Getting my meds through new Medi-Cal program. I get them free from any pharmacy that works with LA-Care health plan. County used to give me just 30 days supply for each med. Now I'm getting 3-month supplies. you should see what they would cost me without medi-cal;

Neurontin 3mnth supply: $800
Trileptal 3mnth supply: $750
Lamictal 3mnth supply: $750
Remeron 3mnth supply: $400
--------------------------------------
total: $2700 in three months...

I literally wouldn't be able to live without medi-cal. I barely make that much money, and then I wouldn't be able to afford food.

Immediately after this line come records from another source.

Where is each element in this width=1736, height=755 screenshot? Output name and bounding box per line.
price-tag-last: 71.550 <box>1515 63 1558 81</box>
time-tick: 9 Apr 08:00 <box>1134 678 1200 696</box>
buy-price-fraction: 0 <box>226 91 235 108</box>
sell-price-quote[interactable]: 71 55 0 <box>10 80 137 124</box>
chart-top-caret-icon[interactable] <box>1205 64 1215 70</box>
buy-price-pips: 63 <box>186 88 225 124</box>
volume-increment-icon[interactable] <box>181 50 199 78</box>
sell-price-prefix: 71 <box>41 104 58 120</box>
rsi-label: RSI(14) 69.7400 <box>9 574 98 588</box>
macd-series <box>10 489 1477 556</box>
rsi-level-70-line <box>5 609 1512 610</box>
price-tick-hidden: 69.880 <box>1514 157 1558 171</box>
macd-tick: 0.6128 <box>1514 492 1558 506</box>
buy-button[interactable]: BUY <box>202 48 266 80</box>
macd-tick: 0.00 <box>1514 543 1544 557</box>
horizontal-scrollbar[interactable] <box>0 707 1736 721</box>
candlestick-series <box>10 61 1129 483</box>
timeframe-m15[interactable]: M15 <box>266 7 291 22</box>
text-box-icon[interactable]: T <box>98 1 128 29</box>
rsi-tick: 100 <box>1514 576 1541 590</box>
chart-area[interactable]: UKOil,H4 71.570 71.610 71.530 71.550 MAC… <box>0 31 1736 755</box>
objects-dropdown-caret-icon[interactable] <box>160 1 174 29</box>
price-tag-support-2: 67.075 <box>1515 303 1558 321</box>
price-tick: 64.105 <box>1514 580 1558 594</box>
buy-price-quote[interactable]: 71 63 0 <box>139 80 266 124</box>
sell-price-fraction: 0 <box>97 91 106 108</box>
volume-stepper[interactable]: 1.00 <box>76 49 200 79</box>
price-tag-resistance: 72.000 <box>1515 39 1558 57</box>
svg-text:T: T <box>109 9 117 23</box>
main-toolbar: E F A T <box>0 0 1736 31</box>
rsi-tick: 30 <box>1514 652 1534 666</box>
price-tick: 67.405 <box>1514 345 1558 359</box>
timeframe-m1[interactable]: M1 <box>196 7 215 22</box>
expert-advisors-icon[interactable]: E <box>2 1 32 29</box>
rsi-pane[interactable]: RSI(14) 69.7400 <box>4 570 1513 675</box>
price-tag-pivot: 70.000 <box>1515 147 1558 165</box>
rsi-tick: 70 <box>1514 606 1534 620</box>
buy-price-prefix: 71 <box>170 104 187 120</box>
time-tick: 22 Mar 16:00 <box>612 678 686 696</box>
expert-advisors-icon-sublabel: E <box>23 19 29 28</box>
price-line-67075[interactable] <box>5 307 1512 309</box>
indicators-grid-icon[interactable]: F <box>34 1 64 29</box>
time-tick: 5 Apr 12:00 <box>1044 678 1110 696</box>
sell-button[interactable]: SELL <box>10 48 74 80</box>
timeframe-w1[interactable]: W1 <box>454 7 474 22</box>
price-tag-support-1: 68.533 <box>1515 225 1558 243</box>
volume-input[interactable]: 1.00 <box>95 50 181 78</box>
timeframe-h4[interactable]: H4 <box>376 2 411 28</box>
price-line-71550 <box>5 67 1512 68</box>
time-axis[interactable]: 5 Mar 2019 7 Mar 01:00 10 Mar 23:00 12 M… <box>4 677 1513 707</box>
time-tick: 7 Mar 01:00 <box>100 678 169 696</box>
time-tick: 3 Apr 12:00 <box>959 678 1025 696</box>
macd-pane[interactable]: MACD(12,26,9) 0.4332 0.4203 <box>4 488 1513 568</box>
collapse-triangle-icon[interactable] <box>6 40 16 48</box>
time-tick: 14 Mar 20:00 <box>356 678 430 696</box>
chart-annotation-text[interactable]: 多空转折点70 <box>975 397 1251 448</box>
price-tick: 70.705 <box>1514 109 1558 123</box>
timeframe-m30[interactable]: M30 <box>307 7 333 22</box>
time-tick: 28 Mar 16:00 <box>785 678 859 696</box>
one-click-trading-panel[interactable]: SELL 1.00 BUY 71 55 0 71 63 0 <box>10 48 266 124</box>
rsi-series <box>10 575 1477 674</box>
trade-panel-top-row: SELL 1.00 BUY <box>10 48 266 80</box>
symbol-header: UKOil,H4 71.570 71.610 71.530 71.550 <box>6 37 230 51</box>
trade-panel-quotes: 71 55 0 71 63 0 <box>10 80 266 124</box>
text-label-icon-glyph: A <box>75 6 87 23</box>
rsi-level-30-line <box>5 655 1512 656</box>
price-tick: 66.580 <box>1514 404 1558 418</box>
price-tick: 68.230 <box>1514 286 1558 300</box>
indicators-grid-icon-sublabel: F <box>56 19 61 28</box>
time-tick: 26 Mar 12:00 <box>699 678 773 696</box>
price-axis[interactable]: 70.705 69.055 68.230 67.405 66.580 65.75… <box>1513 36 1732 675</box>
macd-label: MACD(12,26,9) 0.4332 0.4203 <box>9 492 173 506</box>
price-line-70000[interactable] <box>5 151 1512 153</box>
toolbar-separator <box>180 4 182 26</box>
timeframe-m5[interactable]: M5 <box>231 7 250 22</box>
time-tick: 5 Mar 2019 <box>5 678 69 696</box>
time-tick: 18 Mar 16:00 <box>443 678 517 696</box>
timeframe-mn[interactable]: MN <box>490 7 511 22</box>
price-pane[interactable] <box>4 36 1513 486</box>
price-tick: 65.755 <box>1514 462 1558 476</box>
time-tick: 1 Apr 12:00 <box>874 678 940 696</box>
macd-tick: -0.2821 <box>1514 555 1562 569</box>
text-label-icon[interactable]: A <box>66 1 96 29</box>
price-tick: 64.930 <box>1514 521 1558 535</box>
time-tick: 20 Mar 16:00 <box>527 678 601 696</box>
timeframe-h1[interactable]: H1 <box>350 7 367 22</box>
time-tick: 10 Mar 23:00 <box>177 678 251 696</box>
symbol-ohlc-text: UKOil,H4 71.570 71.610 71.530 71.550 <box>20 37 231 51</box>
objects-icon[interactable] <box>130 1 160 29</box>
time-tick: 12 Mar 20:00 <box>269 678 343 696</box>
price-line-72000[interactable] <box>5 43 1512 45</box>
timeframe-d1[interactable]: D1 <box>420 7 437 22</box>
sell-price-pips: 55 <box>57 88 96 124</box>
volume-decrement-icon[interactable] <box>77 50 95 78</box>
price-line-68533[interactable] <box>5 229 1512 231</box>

Yup, I'm doing ok now. The more distance I put between my mother and I the better. It's more emotional distance than physical since I still have to see her on Mondays, but still. It's much better. It's a bummer I wasted my 20's with her but it is what it is. Experience, I guess...
 

sweetiepie9

BD.org Sicko
Retired Moderator
I'm just so glad you found out about Medi Cal program, great to hear you're getting what you need on a 3 mo basis. As for what happened in your 20s, it is experience. At least you were strong enough to get out of that environment and now look where you are. A much better space. And at least it's only once a week when you go to your grandfather's. Bonus, you get to see your dog. All in all, I'd say your life is much more positive that it was. I'm sorry you had to go through all that crap but am so glad you landed on your feet, have a job, a good place to say and your meds. Plus your goldfish :D One day you'll be in a position to have a dragon again, but LG is always in your heart, just as my lost dragons are always in my heart. I lost 4 last year, but was able to rescue 3 more, so I have 5 dragons again, all rescues, all in good health (so far, I have 2 8 years olds). We do what we do to survive, Jason, and I'm glad you're doing so well. :D Makes my heart feel good!

Stay in touch, k? It's so good to hear from you!
 

TheDragonKeepers

Sub-Adult Member
Bravo, sir.
You've literally taken some of the worst life has to give, and bested it. I for one am sincerely impressed, and I think you've worded your situation beautifully - it reminded me a little of Haruki Murakami's works. (He writes about every day things, mundane almost, but in a very elegant way.)

Is there anything/any way any of us can assist at all?